Knowing the “funded status” is as important in managing a DC account as it is in administering a DB plan or IPP. Whether a DC account made 4% or 6% over 5 and 10 years or, since inception is interesting but insufficient information and can also be misleading. To make it easier for DC plan members sponsors should provide an estimate or a “tool” which calculates an estimate of the “liability” and the funded status of their DC account. The argument against providing a personalized CAP “liability estimate”, because is “too difficult”, should be challenged by sponsors.
A reasonable pension liability “estimator” is not complicated: a) using a discount rate of say 7.5%; b) determine the present value of the annual drawdown (“pension income”) from the DC portion of a retirement plan, over the expected drawdown period; and C) then determine the present value of the calculated retirement amount today. Dividing the current value of a DC account by the estimated liability provides an estimate of the funded position. The estimate can be revised if the expected account drawdown or discount rate changes. The discount rate can also be used in determining investment strategies (e.g. asset mix). As the funded position of the account improves or decreases, the reasons for taking less or more investment risk, increasing contributions or saving more, will be more apparent.
An estimate of the of “pension liability has several advantages from a sponsor perspective: a) it should increase the members’ understanding and likelihood of accumulating sufficient assets in their DC account; b) it provides members with a meaningful and much needed risk measure and control; and, c) it will improve the awareness of riskier investments and strategies e.g. exposure to equities, over time.
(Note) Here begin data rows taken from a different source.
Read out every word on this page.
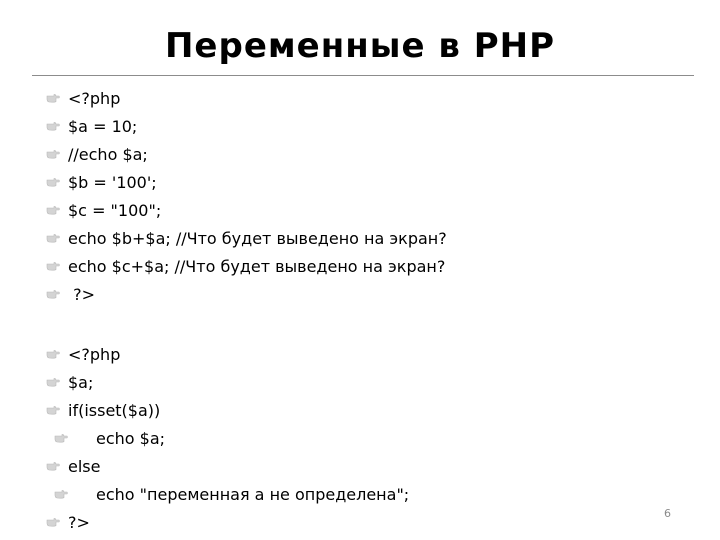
Переменные в PHP
<?php
$a = 10;
//echo $a;
$b = '100';
$c = "100";
echo $b+$a; //Что будет выведено на экран?
echo $c+$a; //Что будет выведено на экран?
?>
<?php
$a;
if(isset($a))
echo $a;
else
echo "переменная а не определена";
?>	6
The DC portion of retirement saving program needs to be managed as if it is a personal, mini-DB plan, similar to an IPP. To be effective, the objectives and expectations for a CAP need to be specified and will differ from other retirement income sources i.e.; government pensions programs, tax assisted savings (RRSPs, TFSAs, DPSP) and other personal investments, savings and assets. To further simply the investment process for CAP members, sponsors should consider the merits of using a passive investment approach.
As in the case of a DB plan, to effectively manage a retirement plan members need to know the “funded” position of the DC portion of the plan.